Eighth, Quiero sues Alexander Rudolph Raines, III, a public defender who represented Quiero. Quiero complains that Mr. Raines “misrepresented [Quiero’s] mental capacity” and requested that Quiero be permitted to enter a not guilty by reason of insanity plea. Dkt. No. 1, at 15. But “a lawyer representing a client is not, by virtue of being an officer of the court, a state actor ‘under color of state law’ within the meaning of § 1983.” Polk Cnty. v. Dodson, 454 U.S. 312, 318 (1981). This includes public defenders who were performing “a lawyer’s traditional functions as counsel to a defendant in a criminal proceeding, id. at 325, like Mr. Raines. Accordingly, Quiero’s claim against Mr. Raines cannot succeed. Ninth, Quiero sues Cheryl Willingham and a “John Doe #4” who were employees of
Blue Ridge Legal Services and provided evidence and testimony against Quiero. According to Quiero, Ms. Willingham’s statements and reports misrepresented her interactions with Quiero, and John Doe # 4 falsely testified that Ms. Willingham was afraid to meet with Quiero. As private witnesses, these defendants are not state actors subject to suit under § 1983, and Quiero’s claims against them accordingly fail. Hamdan v. Younes, 615 F. App’x 165, 166 (4th Cir. 2015) (per curiam) (citing Brisco v. LaHue, 460 U.S. 325, 329–34 (1983)). Tenth, Quiero sues Dr. Simopolis, the psychiatrist who conducted Quiero’s competency evaluation. According to Quiero, the report generated by Dr.

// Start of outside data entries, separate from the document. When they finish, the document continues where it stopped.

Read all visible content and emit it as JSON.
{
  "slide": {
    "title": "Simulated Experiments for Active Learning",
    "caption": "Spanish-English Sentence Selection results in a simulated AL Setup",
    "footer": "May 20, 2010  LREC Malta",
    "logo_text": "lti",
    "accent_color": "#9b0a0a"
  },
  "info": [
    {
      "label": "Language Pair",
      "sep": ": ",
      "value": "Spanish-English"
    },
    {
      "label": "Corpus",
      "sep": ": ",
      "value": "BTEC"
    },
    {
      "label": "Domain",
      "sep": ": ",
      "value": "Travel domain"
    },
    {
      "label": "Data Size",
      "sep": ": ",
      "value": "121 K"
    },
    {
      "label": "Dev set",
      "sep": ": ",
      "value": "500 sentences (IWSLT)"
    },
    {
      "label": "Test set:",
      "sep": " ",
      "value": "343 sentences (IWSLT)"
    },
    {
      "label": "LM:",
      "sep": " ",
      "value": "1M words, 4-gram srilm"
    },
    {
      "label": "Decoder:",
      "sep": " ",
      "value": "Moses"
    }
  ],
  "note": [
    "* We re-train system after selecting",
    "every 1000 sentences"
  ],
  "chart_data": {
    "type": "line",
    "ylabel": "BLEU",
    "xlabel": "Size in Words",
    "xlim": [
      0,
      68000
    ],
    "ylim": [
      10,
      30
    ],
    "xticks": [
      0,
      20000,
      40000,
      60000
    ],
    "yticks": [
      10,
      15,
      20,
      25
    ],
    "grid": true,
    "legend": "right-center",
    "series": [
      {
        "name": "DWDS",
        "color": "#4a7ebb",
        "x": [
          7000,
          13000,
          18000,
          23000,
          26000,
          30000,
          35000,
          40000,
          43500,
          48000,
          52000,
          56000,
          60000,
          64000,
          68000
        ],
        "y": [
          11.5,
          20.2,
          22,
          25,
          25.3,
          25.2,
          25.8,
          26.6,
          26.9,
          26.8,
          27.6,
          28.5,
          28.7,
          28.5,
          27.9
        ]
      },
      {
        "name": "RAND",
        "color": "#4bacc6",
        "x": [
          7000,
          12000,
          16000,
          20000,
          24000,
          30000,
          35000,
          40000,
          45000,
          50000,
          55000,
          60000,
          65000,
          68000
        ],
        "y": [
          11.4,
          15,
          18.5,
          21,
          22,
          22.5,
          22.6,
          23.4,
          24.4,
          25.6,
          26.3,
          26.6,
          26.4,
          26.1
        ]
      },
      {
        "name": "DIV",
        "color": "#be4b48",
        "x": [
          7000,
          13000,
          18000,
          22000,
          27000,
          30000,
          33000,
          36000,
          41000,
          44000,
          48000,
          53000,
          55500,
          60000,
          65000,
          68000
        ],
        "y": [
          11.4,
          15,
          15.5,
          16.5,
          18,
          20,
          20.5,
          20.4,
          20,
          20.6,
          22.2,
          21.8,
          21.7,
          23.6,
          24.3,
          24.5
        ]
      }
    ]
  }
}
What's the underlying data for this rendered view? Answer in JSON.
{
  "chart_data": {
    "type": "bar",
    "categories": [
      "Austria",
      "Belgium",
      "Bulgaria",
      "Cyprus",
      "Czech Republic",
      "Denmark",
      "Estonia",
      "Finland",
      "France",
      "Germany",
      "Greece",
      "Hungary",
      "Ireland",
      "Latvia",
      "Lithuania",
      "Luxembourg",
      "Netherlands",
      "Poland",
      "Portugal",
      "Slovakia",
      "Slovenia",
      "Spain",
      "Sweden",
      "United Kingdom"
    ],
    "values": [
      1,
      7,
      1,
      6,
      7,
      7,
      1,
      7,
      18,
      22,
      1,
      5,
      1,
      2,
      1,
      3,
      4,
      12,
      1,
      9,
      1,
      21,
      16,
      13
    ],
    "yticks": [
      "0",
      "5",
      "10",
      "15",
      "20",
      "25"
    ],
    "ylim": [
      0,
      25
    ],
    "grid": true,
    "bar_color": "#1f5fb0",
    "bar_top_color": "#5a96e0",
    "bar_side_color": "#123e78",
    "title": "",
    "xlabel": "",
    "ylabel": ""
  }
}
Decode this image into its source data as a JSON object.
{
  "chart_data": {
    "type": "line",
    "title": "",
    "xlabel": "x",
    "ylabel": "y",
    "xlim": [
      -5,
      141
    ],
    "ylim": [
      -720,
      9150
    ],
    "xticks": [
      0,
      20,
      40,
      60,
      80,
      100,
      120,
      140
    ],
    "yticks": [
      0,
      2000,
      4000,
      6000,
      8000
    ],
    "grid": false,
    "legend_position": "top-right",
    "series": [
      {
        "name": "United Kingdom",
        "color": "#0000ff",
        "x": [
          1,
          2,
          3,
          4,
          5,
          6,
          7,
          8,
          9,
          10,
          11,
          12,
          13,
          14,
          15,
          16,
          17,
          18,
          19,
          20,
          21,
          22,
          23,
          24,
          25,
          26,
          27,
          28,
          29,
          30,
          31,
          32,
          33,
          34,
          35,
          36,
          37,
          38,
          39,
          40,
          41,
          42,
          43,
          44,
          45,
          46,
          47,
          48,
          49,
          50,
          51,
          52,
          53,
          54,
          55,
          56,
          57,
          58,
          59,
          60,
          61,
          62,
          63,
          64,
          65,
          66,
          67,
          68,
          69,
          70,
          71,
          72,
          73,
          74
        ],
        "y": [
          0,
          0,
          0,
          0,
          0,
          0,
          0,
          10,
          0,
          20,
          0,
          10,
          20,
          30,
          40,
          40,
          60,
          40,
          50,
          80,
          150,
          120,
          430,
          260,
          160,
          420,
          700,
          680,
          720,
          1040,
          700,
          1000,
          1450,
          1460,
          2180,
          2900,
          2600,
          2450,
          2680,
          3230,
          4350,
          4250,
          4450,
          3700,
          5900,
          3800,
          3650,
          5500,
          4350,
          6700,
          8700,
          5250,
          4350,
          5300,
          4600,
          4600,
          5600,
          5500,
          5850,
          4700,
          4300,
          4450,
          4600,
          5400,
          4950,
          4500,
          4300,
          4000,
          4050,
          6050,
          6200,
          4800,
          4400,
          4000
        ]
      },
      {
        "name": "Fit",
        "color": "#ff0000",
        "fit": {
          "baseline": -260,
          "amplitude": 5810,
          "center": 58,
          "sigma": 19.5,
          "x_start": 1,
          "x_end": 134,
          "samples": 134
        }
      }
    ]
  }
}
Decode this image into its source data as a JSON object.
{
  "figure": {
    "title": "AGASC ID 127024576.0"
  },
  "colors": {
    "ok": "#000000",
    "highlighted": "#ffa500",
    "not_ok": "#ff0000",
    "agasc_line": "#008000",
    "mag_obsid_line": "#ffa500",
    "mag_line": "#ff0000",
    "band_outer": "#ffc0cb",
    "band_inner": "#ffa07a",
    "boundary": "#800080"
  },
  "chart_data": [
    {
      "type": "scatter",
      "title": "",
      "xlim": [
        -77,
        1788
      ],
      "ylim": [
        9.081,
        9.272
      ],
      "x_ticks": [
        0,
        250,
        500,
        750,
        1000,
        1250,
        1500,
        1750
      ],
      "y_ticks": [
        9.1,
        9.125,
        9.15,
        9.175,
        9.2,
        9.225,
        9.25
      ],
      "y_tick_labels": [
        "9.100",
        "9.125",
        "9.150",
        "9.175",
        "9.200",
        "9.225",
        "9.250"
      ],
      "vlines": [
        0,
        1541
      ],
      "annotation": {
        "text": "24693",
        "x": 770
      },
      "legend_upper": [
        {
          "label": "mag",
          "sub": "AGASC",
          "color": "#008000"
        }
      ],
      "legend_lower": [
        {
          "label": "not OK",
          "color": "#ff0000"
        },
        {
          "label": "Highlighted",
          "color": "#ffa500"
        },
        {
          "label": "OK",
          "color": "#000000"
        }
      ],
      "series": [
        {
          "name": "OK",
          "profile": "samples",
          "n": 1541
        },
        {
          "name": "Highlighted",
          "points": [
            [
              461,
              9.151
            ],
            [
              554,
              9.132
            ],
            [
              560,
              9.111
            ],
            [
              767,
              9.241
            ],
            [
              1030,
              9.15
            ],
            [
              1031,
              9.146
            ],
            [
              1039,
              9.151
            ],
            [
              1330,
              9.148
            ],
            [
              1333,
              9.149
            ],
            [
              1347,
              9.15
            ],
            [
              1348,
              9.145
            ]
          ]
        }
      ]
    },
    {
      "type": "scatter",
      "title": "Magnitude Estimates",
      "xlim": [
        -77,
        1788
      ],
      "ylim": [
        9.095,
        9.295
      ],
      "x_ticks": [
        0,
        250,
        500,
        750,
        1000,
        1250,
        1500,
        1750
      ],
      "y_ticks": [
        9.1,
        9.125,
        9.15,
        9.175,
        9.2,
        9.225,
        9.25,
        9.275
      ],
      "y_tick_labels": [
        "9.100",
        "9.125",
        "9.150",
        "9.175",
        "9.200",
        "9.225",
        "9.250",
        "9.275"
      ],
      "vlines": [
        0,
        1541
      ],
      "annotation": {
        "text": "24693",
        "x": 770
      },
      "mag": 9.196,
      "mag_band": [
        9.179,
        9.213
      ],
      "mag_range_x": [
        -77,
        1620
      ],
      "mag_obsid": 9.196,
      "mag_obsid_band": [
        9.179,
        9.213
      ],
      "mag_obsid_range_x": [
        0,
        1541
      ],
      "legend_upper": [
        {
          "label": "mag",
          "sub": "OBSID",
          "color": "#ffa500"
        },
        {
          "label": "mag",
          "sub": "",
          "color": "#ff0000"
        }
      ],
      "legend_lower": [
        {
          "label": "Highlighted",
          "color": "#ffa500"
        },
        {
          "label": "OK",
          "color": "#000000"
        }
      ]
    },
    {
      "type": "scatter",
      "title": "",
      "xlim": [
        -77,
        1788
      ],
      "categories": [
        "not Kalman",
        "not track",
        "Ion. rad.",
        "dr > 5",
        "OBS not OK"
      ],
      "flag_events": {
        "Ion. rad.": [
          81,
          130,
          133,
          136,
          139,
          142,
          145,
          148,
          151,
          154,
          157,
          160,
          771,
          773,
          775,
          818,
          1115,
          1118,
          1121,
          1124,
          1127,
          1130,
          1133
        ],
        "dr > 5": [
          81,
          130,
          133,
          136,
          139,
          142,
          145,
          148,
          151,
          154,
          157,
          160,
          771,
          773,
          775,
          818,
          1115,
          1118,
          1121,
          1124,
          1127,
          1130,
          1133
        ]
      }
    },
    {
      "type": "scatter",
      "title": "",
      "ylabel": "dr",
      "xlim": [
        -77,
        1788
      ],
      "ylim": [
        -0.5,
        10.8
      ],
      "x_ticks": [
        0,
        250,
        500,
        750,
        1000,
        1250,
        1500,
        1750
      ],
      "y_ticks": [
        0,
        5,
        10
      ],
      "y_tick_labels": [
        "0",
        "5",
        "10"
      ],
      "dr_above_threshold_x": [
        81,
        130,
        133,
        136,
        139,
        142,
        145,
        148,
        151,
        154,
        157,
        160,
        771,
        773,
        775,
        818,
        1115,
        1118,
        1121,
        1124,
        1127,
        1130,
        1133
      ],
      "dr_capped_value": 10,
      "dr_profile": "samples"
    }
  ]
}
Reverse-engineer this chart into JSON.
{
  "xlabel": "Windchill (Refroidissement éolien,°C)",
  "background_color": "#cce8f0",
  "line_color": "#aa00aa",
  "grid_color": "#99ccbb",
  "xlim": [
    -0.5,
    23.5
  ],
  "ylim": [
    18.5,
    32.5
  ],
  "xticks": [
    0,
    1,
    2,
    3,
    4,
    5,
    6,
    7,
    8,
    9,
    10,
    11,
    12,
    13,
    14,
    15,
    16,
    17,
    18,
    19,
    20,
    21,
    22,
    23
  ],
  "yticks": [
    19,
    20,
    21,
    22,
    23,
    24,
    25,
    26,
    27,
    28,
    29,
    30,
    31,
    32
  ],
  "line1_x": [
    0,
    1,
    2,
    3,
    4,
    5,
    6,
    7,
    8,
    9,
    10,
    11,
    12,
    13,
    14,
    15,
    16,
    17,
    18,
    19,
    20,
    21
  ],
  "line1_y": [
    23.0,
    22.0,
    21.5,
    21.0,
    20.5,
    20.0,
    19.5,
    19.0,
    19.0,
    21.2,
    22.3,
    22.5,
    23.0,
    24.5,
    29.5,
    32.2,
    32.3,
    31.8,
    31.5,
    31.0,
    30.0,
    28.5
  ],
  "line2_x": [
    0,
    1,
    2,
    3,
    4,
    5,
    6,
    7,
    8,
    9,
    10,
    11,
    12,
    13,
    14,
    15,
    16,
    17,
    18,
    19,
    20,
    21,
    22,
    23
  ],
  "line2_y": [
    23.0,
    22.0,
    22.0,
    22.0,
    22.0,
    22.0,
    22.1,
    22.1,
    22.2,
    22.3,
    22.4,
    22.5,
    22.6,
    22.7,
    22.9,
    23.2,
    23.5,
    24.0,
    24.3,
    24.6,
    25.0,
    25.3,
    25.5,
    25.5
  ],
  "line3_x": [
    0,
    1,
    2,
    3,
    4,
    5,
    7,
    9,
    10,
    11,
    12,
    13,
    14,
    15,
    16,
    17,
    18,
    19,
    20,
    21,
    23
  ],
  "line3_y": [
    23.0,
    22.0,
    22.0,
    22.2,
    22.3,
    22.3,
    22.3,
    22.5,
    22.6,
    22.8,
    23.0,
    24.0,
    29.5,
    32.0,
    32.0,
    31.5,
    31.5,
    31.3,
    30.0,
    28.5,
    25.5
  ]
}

Simopolis was “not supported by sound medical practice” and ignored certain factual circumstances. Dkt. No. 1, at 18. Regardless, court-appointed psychiatrists evaluating defendants are not state actors subject to suit under § 1983. Blackwell v. Stiltner, No. 7:24-cv-00271, 2024 WL 4638800, at *1 (W.D. Va. Oct. 30, 2024) (citing Hall v. Quillen, 631 F.2d 1154, 1156 (4th Cir. 1980)). Finally, Quiero sues Judge Shah of the Augusta County General District Court, the judge who presided over Quiero’s competency hearings and preliminary examination. Quiero raises
issues with these hearings and claims that Judge Shah’s finding that there was probable cause for Quiero’s charges somehow “violated Double Jeopardy.” Dkt. No. 1, at 18–19. But “judges enjoy absolute immunity from civil suit, even if the judge is accused of acting maliciously or corruptly.” Blackwell, 2024 WL 4638800, at *1 (citing Mireles v. Waco, 502 U.S. 9, 11 (1991)). “The only exceptions to this immunity involve actions taken outside [a judge’s] judicial role or those taken without jurisdiction,” id., and neither exception applies here. For these reasons, I will dismiss this action without prejudice under 28 U.S.C. § 1915A(b)(1) for failure to state a claim upon which relief may be granted.2 An appropriate order accompanies this memorandum opinion.
Enter: May 1, 2026 //s/ Robert S. Ballou Robert S. Ballou United States District Judge
2 Because I will dismiss this action without prejudice, I will also deny as moot Quiero’s pending Motion for Emergency Injunction, Dkt. No. 10.